变限积分函数

微积分基本公式

1. 变限积分函数

定义：

\[设f(x)在[a,b]上可积，则F(x)=\int_a^xf(t)dt,x\in[a,b]称为变上限积分函数 \]

\[证明：当x\in(a,b)时\\ \Delta F=F(x+\Delta x)-F(x)\\ =\int_a^{x}f(t)dt-\int_a^xf(t)dt+\int_x^{x+\Delta x}f(t)dt\\ =\int_x^{x+\Delta x}f(t)dt\\ \because f(x)可积\\ \therefore \exist M>0,有|f(x)|\leq M\\ 又|\Delta F|=|\int_x^{x+\Delta x}f(t)dt|\leq \int_x^{x+\Delta x}|f(t)|dt\\ \leq M\cdot |\Delta x|\\ 由夹逼准则有\lim_{\Delta x \rightarrow 0}\Delta F=0\\ 当x=a时\\ \Delta F=F(a+\Delta x)-F(a)\qquad (\Delta x>0)\\ 同理有\lim_{\Delta x\rightarrow 0^ +}\Delta F=0 \]

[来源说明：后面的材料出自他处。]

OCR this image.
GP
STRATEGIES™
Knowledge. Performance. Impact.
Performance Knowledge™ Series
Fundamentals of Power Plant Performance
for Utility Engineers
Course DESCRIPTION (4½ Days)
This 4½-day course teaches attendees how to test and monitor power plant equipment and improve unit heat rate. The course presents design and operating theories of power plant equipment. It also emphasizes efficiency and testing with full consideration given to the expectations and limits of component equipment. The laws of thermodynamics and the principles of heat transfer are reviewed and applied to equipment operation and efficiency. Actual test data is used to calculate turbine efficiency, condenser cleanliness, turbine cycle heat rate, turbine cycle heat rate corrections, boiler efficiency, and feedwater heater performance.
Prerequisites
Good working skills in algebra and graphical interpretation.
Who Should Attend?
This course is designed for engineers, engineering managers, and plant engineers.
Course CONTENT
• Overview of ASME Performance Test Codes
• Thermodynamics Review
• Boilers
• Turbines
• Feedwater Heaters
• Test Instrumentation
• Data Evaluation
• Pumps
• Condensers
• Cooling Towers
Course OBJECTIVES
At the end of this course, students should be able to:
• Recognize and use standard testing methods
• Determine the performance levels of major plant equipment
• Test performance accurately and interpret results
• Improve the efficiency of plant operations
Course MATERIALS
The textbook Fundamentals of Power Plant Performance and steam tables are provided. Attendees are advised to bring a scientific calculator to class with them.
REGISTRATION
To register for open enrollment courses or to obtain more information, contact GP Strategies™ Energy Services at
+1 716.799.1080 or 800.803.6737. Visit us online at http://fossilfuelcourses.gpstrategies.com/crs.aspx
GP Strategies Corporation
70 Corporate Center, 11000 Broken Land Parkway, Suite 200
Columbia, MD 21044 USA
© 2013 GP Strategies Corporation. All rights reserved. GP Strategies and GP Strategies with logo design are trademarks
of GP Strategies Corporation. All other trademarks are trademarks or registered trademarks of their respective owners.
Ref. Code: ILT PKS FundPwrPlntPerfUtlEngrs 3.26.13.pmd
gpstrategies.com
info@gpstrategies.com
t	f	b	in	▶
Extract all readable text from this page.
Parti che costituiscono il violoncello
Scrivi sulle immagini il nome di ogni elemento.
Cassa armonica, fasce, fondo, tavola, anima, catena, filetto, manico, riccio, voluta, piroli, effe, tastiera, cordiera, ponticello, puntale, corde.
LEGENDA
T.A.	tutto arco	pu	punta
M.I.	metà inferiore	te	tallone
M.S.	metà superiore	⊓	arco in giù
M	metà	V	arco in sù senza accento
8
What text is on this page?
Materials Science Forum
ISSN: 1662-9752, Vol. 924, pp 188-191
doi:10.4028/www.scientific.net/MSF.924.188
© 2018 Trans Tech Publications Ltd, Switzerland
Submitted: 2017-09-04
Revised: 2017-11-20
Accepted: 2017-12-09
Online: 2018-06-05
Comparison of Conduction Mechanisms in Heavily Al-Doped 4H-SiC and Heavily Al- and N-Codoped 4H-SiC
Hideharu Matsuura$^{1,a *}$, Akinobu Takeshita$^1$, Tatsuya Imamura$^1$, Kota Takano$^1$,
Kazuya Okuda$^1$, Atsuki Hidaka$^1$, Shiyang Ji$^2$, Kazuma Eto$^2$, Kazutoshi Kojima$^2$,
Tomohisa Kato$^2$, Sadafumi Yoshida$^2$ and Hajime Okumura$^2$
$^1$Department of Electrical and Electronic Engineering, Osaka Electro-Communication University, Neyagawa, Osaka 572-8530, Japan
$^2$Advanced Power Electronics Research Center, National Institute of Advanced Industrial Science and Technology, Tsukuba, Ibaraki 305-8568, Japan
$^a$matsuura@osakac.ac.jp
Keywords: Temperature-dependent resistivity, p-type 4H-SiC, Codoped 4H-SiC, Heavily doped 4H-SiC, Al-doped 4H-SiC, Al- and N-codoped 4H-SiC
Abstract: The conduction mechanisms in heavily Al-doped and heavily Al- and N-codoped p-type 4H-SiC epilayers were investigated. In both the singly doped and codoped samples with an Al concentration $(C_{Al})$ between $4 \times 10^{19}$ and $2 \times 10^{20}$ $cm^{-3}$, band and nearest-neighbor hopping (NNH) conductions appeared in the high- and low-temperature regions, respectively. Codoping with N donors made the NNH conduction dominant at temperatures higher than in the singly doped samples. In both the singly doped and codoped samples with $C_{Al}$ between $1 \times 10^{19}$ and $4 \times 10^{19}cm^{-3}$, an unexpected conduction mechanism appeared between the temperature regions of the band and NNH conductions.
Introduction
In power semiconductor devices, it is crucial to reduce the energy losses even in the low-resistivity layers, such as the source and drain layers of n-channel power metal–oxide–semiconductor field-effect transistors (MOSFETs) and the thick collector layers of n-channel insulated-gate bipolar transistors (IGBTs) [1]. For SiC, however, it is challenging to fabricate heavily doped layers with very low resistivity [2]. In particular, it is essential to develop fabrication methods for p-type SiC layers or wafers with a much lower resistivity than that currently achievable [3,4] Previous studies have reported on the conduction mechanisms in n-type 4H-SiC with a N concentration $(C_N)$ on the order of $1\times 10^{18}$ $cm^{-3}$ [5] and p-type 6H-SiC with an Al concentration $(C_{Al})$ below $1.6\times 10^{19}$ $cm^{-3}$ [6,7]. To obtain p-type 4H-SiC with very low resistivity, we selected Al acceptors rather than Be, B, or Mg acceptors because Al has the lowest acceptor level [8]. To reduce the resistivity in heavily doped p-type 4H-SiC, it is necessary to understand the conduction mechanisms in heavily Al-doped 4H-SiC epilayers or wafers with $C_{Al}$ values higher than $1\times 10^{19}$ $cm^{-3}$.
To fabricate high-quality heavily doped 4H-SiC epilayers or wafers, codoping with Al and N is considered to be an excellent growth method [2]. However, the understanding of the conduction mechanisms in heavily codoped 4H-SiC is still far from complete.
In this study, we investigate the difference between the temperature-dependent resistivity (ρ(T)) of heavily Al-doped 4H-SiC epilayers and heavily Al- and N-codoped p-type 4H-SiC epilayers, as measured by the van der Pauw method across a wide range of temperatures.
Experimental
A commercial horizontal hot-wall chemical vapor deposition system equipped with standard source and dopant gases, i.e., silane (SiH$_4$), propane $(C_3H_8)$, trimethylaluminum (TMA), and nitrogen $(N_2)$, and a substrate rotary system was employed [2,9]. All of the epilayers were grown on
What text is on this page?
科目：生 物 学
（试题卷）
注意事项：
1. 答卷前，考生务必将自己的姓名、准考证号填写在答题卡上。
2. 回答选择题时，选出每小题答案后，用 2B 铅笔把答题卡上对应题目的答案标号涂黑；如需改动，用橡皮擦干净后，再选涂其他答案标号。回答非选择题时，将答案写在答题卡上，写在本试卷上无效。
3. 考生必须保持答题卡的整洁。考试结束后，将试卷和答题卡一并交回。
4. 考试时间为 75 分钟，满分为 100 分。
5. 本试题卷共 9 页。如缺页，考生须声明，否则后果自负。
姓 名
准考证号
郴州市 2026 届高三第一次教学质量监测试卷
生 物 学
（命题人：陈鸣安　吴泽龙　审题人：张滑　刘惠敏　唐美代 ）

\[(2)若f(x)在区间[a,b]上连续，则F(x)=\int_a^xf(t)dt在[a,b]上可导，且F'(x)=f(x) \]

\[证明：当x\in(a,b)时，\\ \Delta F=F(x+\Delta x)-F(x)\\ =\int_x^{x+\Delta x}f(t)dt\\ 则\lim_{\Delta x\rightarrow0}\frac{\Delta F}{\Delta x}=\lim_{\Delta x\rightarrow0}\frac{\int_{x}^{x+\Delta x}f(t)dt}{\Delta x}\\ =\lim_{\Delta x\rightarrow0}\frac{f(\xi)\cdot \Delta x}{\Delta x}\qquad (\xi介于x与x+\Delta x之间)\\ =\lim_{\xi\rightarrow x}f(\xi)=f(x)\\ \therefore F'(x)=f(x)\\ 当x=a时，\Delta x>0\\ \Delta F=F(a+\Delta x)-F(a)=\int_a^{a+\Delta x}f(t)dt\\ F'_+(a)=\lim_{\Delta x\rightarrow 0^+}\frac{\Delta F}{\Delta x}\lim_{\Delta x\rightarrow 0^+}\frac{\int_a^{a+\Delta x}f(t)dt}{\Delta x}=\lim_{\Delta x\rightarrow 0^+}\frac {f(\xi)\cdot \Delta x}{\Delta x}\qquad (\xi 介于a与a+\Delta x)之间\\ =\lim_{\xi\rightarrow a^+}f(\xi)=f(a)\\ 同理当x=b时\qquad \Delta x<0\\ F'(b)=f(b)\\ 综上F'(x)=f(x)\qquad x\in[a,b]\\ F(x)=\int_a^xf(t)dt \qquad x\in[a,b] \]

【例】计算下列各导数

\[(1)\frac d{dx}\int_{x^2}^{x^3}\frac {dt}{\sqrt{1+t^4}}\\ 解：=\frac 1{\sqrt{1+(x^3)^4}}\cdot3x^2-\frac1{\sqrt{1+(x^2)^4}}\cdot2x \]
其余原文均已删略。